Founded by France Telecom SA, Groupe Bull and France's National Institute for Research in Computer Science and Control, known as INRIA, ObjectWeb is a nonprofit organization that develops a variety of open source infrastructure software. JOnAS, its best known project, is used by Red Hat as the basis for its Red Hat Application Server, which was released last year.

The certification is intended to assure interoperability between Java products from different vendors. A developer should find it relatively easy to port an application written for BEA Systems's WebLogic Server, for example, to another J2EE application server, so long as the developer adhered closely to the J2EE specification. The certification also means that ObjectWeb can use Sun's steaming coffee-cup Java logo, a trademark available only to certified licensees.

Some IT executives look for J2EE certification when making buying decisions and getting certified could help ObjectWeb to attract more government and corporate users, industry analysts said. ObjectWeb's main open source rival, JBoss, has been J2EE certified for some time, as have market leaders BEA, IBM and Oracle.

"J2EE certification is an essential guarantee for many enterprises and ISVs (independent software vendors), so much so that in many cases organizations pay for and roll out J2EE-based application servers when they could just as easily use Apache Tomcat. From that perspective this is a major step forward for JOnAS," said James Governor, principal analyst at RedMonk.

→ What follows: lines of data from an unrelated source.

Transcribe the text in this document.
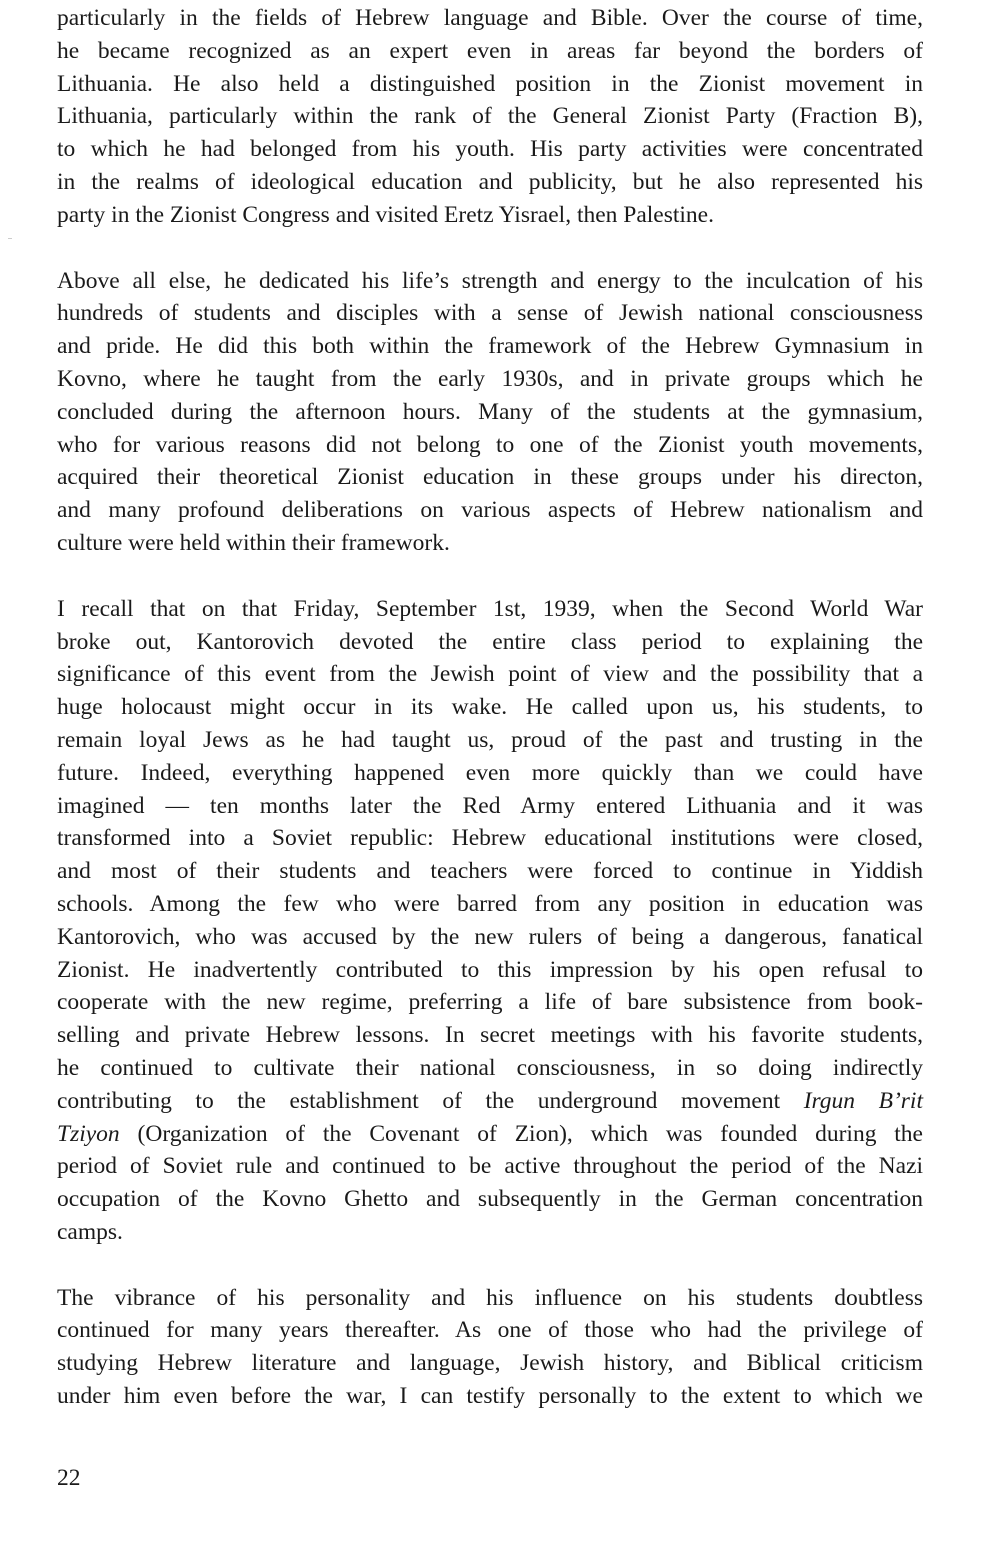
particularly in the fields of Hebrew language and Bible. Over the course of time,
he became recognized as an expert even in areas far beyond the borders of
Lithuania. He also held a distinguished position in the Zionist movement in
Lithuania, particularly within the rank of the General Zionist Party (Fraction B),
to which he had belonged from his youth. His party activities were concentrated
in the realms of ideological education and publicity, but he also represented his
party in the Zionist Congress and visited Eretz Yisrael, then Palestine.

Above all else, he dedicated his life’s strength and energy to the inculcation of his
hundreds of students and disciples with a sense of Jewish national consciousness
and pride. He did this both within the framework of the Hebrew Gymnasium in
Kovno, where he taught from the early 1930s, and in private groups which he
concluded during the afternoon hours. Many of the students at the gymnasium,
who for various reasons did not belong to one of the Zionist youth movements,
acquired their theoretical Zionist education in these groups under his directon,
and many profound deliberations on various aspects of Hebrew nationalism and
culture were held within their framework.

I recall that on that Friday, September 1st, 1939, when the Second World War
broke out, Kantorovich devoted the entire class period to explaining the
significance of this event from the Jewish point of view and the possibility that a
huge holocaust might occur in its wake. He called upon us, his students, to
remain loyal Jews as he had taught us, proud of the past and trusting in the
future. Indeed, everything happened even more quickly than we could have
imagined — ten months later the Red Army entered Lithuania and it was
transformed into a Soviet republic: Hebrew educational institutions were closed,
and most of their students and teachers were forced to continue in Yiddish
schools. Among the few who were barred from any position in education was
Kantorovich, who was accused by the new rulers of being a dangerous, fanatical
Zionist. He inadvertently contributed to this impression by his open refusal to
cooperate with the new regime, preferring a life of bare subsistence from book-
selling and private Hebrew lessons. In secret meetings with his favorite students,
he continued to cultivate their national consciousness, in so doing indirectly
contributing to the establishment of the underground movement Irgun B’rit
Tziyon (Organization of the Covenant of Zion), which was founded during the
period of Soviet rule and continued to be active throughout the period of the Nazi
occupation of the Kovno Ghetto and subsequently in the German concentration
camps.

The vibrance of his personality and his influence on his students doubtless
continued for many years thereafter. As one of those who had the privilege of
studying Hebrew literature and language, Jewish history, and Biblical criticism
under him even before the war, I can testify personally to the extent to which we

22
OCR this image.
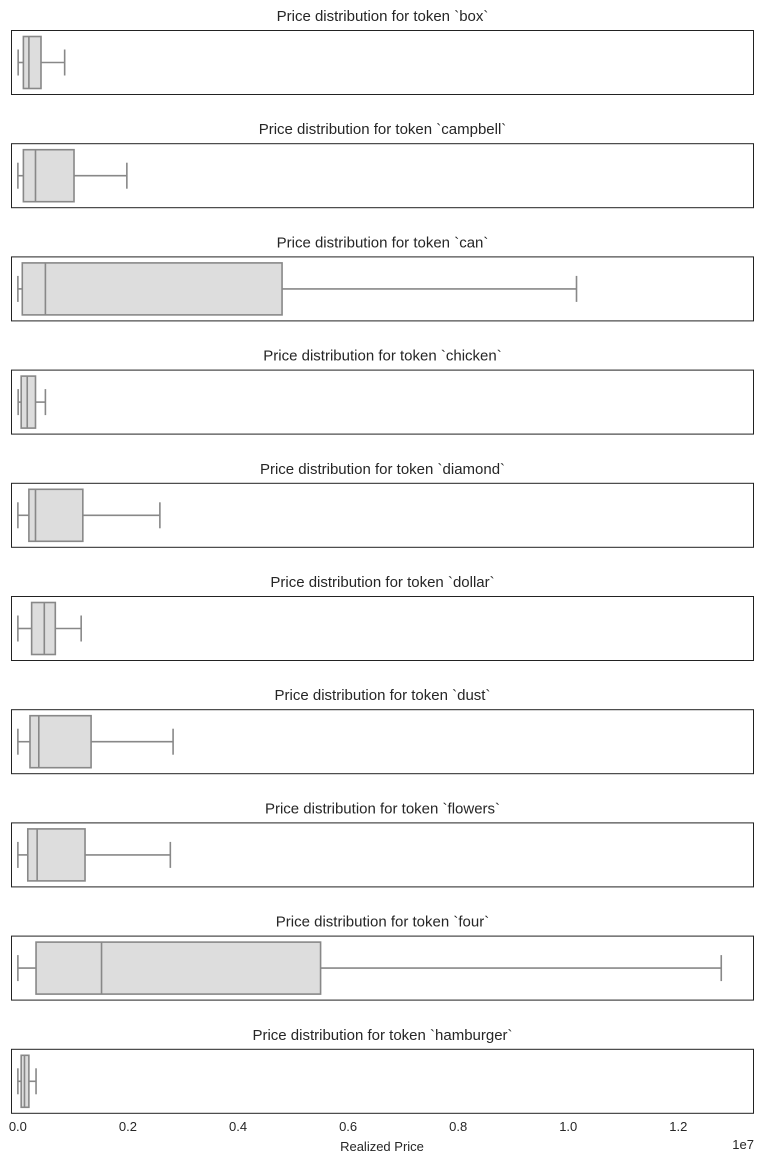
Price distribution for token `box`
Price distribution for token `campbell`
Price distribution for token `can`
Price distribution for token `chicken`
Price distribution for token `diamond`
Price distribution for token `dollar`
Price distribution for token `dust`
Price distribution for token `flowers`
Price distribution for token `four`
Price distribution for token `hamburger`
0.0	0.2	0.4	0.6	0.8	1.0	1.2
Realized Price	1e7
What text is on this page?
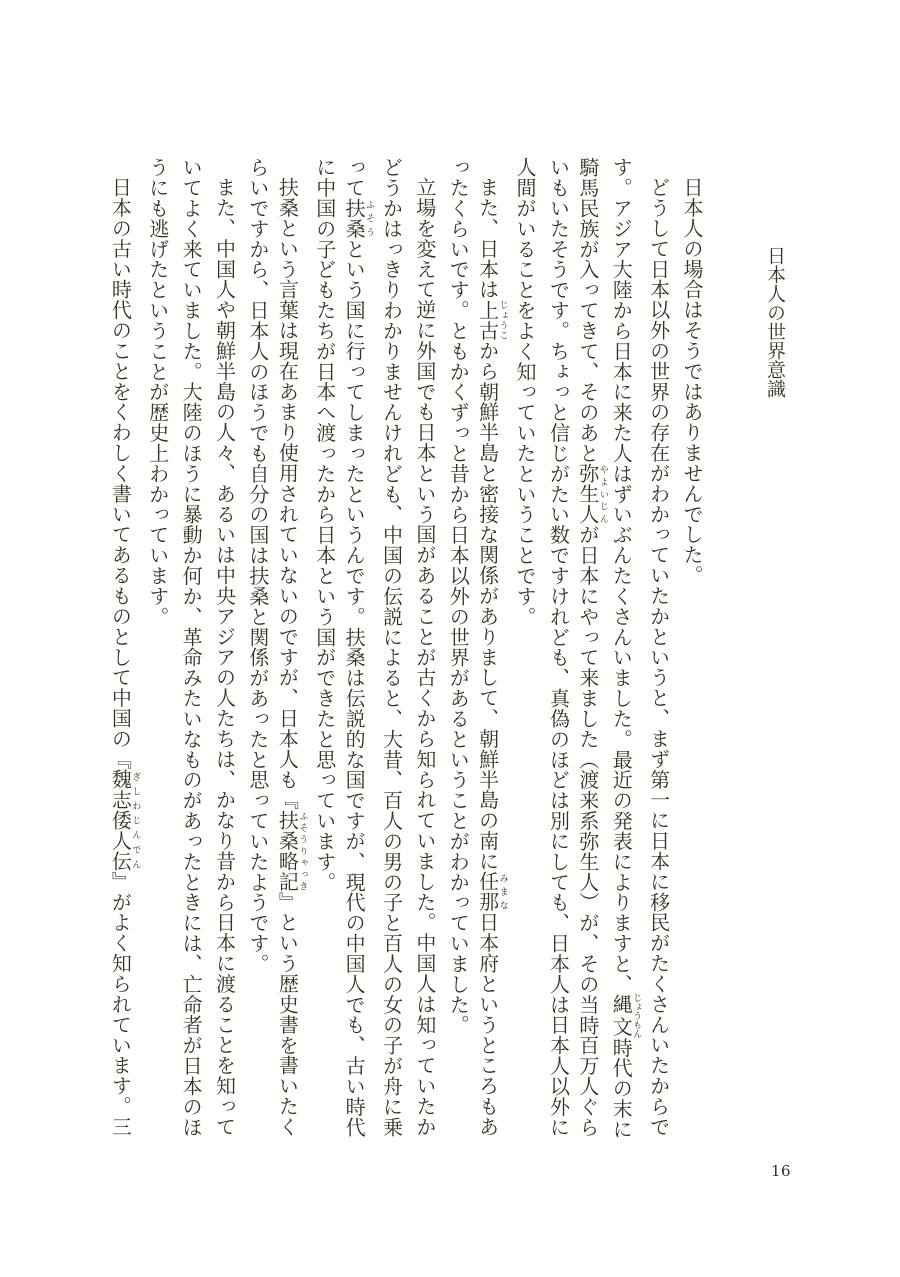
日本人の世界意識
日本人の場合はそうではありませんでした。
どうして日本以外の世界の存在がわかっていたかというと、まず第一に日本に移民がたくさんいたからで
す。アジア大陸から日本に来た人はずいぶんたくさんいました。最近の発表によりますと、縄文じょうもん時代の末に
騎馬民族が入ってきて、そのあと弥生人やよいじんが日本にやって来ました（渡来系弥生人）が、その当時百万人ぐら
いもいたそうです。ちょっと信じがたい数ですけれども、真偽のほどは別にしても、日本人は日本人以外に
人間がいることをよく知っていたということです。
また、日本は上古じょうこから朝鮮半島と密接な関係がありまして、朝鮮半島の南に任那みまな日本府というところもあ
ったくらいです。ともかくずっと昔から日本以外の世界があるということがわかっていました。
立場を変えて逆に外国でも日本という国があることが古くから知られていました。中国人は知っていたか
どうかはっきりわかりませんけれども、中国の伝説によると、大昔、百人の男の子と百人の女の子が舟に乗
って扶桑ふそうという国に行ってしまったというんです。扶桑は伝説的な国ですが、現代の中国人でも、古い時代
に中国の子どもたちが日本へ渡ったから日本という国ができたと思っています。
扶桑という言葉は現在あまり使用されていないのですが、日本人も『扶桑略記ふそうりゃっき』という歴史書を書いたく
らいですから、日本人のほうでも自分の国は扶桑と関係があったと思っていたようです。
また、中国人や朝鮮半島の人々、あるいは中央アジアの人たちは、かなり昔から日本に渡ることを知って
いてよく来ていました。大陸のほうに暴動か何か、革命みたいなものがあったときには、亡命者が日本のほ
うにも逃げたということが歴史上わかっています。
日本の古い時代のことをくわしく書いてあるものとして中国の『魏志倭人伝ぎしわじんでん』がよく知られています。三
16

Open-source rival JBoss is further ahead of ObjectWeb in terms of commercialization, Governor said. The for-profit company sells professional services with its software and has attracted venture capital and a community of ISVs. "It will be interesting to see what approaches to commercialization the ObjectWeb consortium takes," Governor said.

ObjectWeb seems happy to remain a noncommercial entity for the time being. Not having to answer to investors and shareholders gives it more freedom and flexibility in planning its long-term objectives, ObjectWeb officials have said.

"We have proved that a community-based effort can be as good in quality as any industry effort. It was important for us to show that ObjectWeb can play the game very professionally," Jean-Pierre Laisne, ObjectWeb's chairman, said in an interview.

ObjectWeb does not sell professional services, but users can buy services from a provider such as Bull or submit support queries via e-mail to the community of JOnAS developers. JOnAS currently has 28 registered "committers," or people who develop and contribute code to the project regularly, Ney said.

JOnAS' certification does not mean that Red Hat can also use the Java-compatible logo; if it wants to market its software as J2EE-certified then it too must license and pass Sun's Java compatibility test suites.